Home Renovations to Make Homes Safer
Not surprisingly, increasing numbers of older adults in the United States (aged 55+) are investing money in home renovations. In fact, in 2014, older Americans spent $90 billion on home upgrades, which was 47 percent of the national total, according to studies by the Joint Center for Housing Studies at Harvard University. Much of that money was spent on making homes more age-friendly.
Tips for Making Your Home Safer
An article in U.S. News: Money quotes a MetLife report: “Most homes,” the report says, “use ‘Peter Pan housing’ designs, because they appear to be built for people who will never grow old.”
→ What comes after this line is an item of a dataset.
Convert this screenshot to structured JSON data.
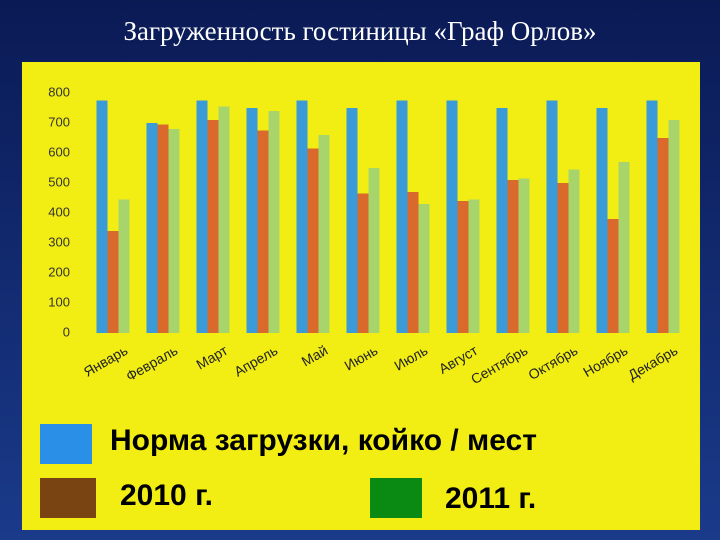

This article lists ways to modify homes to make them age-friendly; the first round of which should cost $1,000 or less and focuses on fall prevention. These can involve:
- Removing throw rugs, especially in the bathroom
- Installing grab bars and grips in the bathroom
- Assuring sturdy handrails on both sides of stairs
- Installing good lighting and switching especially at stairs, halls, and entries
- Securing or removing carpets at stairs; soft path lighting for nighttime mobility
The next set of priorities make a home easier to navigate and can cost between $4,500 and $30,000. These can involve:
- Relocating furniture so clear pathways exist
- Removing raised entrances between rooms and to the house itself. These changes will also help with fall prevention
More expensive renovations involve bathroom and kitchen makeovers, perhaps installing a no-step shower and, in the kitchen, creating lower work and storage areas.
Even though these renovations aren’t necessarily cheap, they make financial sense, the MetLife report says.
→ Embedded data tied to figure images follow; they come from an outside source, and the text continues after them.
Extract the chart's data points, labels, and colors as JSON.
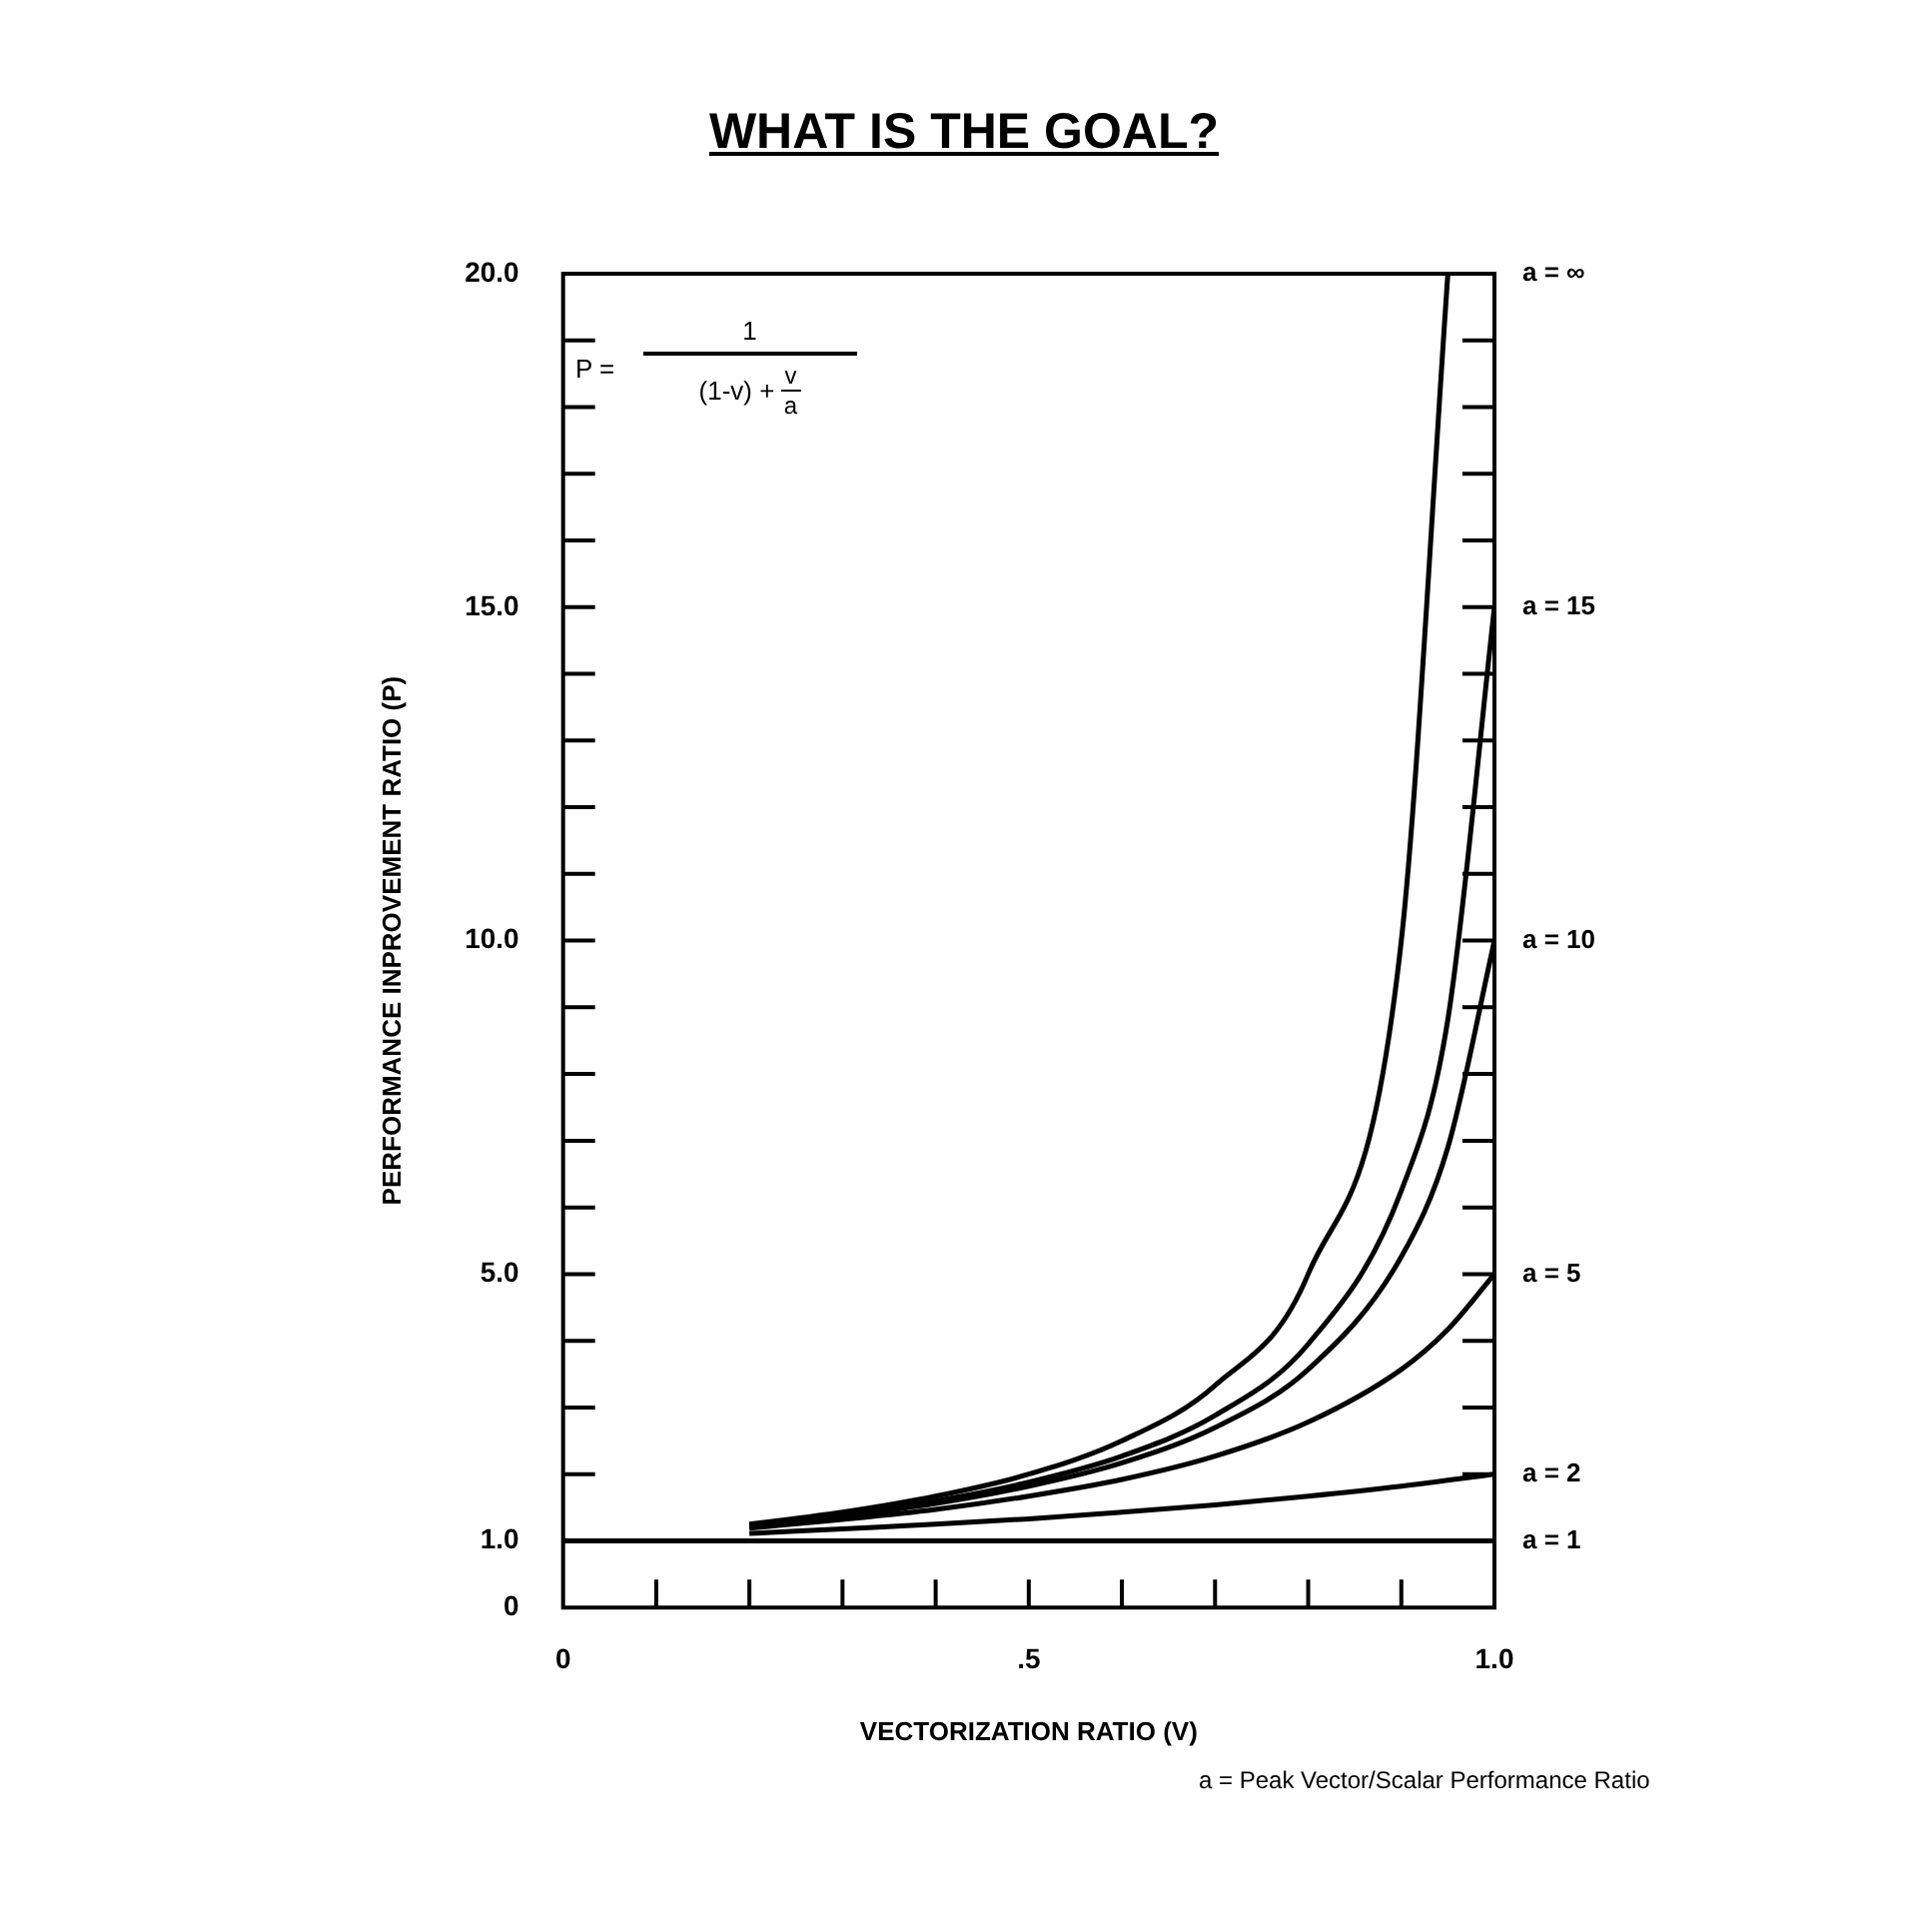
{
  "chart_data": {
    "type": "line",
    "title": "WHAT IS THE GOAL?",
    "xlabel": "VECTORIZATION RATIO (V)",
    "ylabel": "PERFORMANCE INPROVEMENT RATIO (P)",
    "annotations": [
      "P =",
      "1",
      "(1-v) +",
      "v",
      "a",
      "a = Peak Vector/Scalar Performance Ratio"
    ],
    "xlim": [
      0,
      1
    ],
    "ylim": [
      0,
      20
    ],
    "xticks": [
      0,
      {
        "value": 0.1,
        "label": null
      },
      {
        "value": 0.2,
        "label": null
      },
      {
        "value": 0.3,
        "label": null
      },
      {
        "value": 0.4,
        "label": null
      },
      {
        "value": 0.5,
        "label": ".5"
      },
      {
        "value": 0.6,
        "label": null
      },
      {
        "value": 0.7,
        "label": null
      },
      {
        "value": 0.8,
        "label": null
      },
      {
        "value": 0.9,
        "label": null
      },
      {
        "value": 1,
        "label": "1.0"
      }
    ],
    "yticks": [
      0,
      {
        "value": 1,
        "label": "1.0"
      },
      {
        "value": 2,
        "label": null
      },
      {
        "value": 3,
        "label": null
      },
      {
        "value": 4,
        "label": null
      },
      {
        "value": 5,
        "label": "5.0"
      },
      {
        "value": 6,
        "label": null
      },
      {
        "value": 7,
        "label": null
      },
      {
        "value": 8,
        "label": null
      },
      {
        "value": 9,
        "label": null
      },
      {
        "value": 10,
        "label": "10.0"
      },
      {
        "value": 11,
        "label": null
      },
      {
        "value": 12,
        "label": null
      },
      {
        "value": 13,
        "label": null
      },
      {
        "value": 14,
        "label": null
      },
      {
        "value": 15,
        "label": "15.0"
      },
      {
        "value": 16,
        "label": null
      },
      {
        "value": 17,
        "label": null
      },
      {
        "value": 18,
        "label": null
      },
      {
        "value": 19,
        "label": null
      },
      {
        "value": 20,
        "label": "20.0"
      }
    ],
    "grid": false,
    "legend": "right",
    "marker": "none",
    "line_style": "solid",
    "series": [
      {
        "name": "a = ∞",
        "color": "#000000",
        "x": [
          0.2,
          0.3,
          0.4,
          0.5,
          0.6,
          0.7,
          0.8,
          0.9,
          0.95
        ],
        "values": [
          1.25,
          1.43,
          1.67,
          2,
          2.5,
          3.33,
          5,
          10,
          20
        ]
      },
      {
        "name": "a = 15",
        "color": "#000000",
        "x": [
          0.2,
          0.3,
          0.4,
          0.5,
          0.6,
          0.7,
          0.8,
          0.9,
          0.95,
          1
        ],
        "values": [
          1.23,
          1.39,
          1.6,
          1.88,
          2.27,
          2.88,
          3.95,
          6.25,
          8.82,
          15
        ]
      },
      {
        "name": "a = 10",
        "color": "#000000",
        "x": [
          0.2,
          0.3,
          0.4,
          0.5,
          0.6,
          0.7,
          0.8,
          0.9,
          0.95,
          1
        ],
        "values": [
          1.22,
          1.37,
          1.56,
          1.82,
          2.17,
          2.7,
          3.57,
          5.26,
          6.9,
          10
        ]
      },
      {
        "name": "a = 5",
        "color": "#000000",
        "x": [
          0.2,
          0.3,
          0.4,
          0.5,
          0.6,
          0.7,
          0.8,
          0.9,
          0.95,
          1
        ],
        "values": [
          1.19,
          1.32,
          1.47,
          1.67,
          1.92,
          2.27,
          2.78,
          3.57,
          4.17,
          5
        ]
      },
      {
        "name": "a = 2",
        "color": "#000000",
        "x": [
          0.2,
          0.3,
          0.4,
          0.5,
          0.6,
          0.7,
          0.8,
          0.9,
          1
        ],
        "values": [
          1.11,
          1.18,
          1.25,
          1.33,
          1.43,
          1.54,
          1.67,
          1.82,
          2
        ]
      },
      {
        "name": "a = 1",
        "color": "#000000",
        "x": [
          0,
          1
        ],
        "values": [
          1,
          1
        ]
      }
    ]
  }
}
“Using $10,000 as a sample cost for basic structural modifications compared to assisted living costs at $3,000-plus a month, avoiding those costs for a little more than three months will pay for home modifications,” the report says, noting this is a short payback period.
An article published at Think Advisor, Aging in Place: Are Home Renovations Worth the Cost, also takes a look at the financial ramifications of renovating your home to make it age-friendly.
This article quotes Assisted Living Federation of America as saying a one-bedroom apartment in an assisted living community averages $3,022 per month – with more upscale communities in luxury locations costing three times as much.
“Even a few extra years spent in an updated home could save a client thousands of dollars,” the article concludes – and, taking that statement to its logical conclusion, long-term aging in place makes these renovations even more fiscally wise.
Staying in your home as you age can not only save you money, a few modifications can help make it as safe as possible so you can enjoy it for years to come.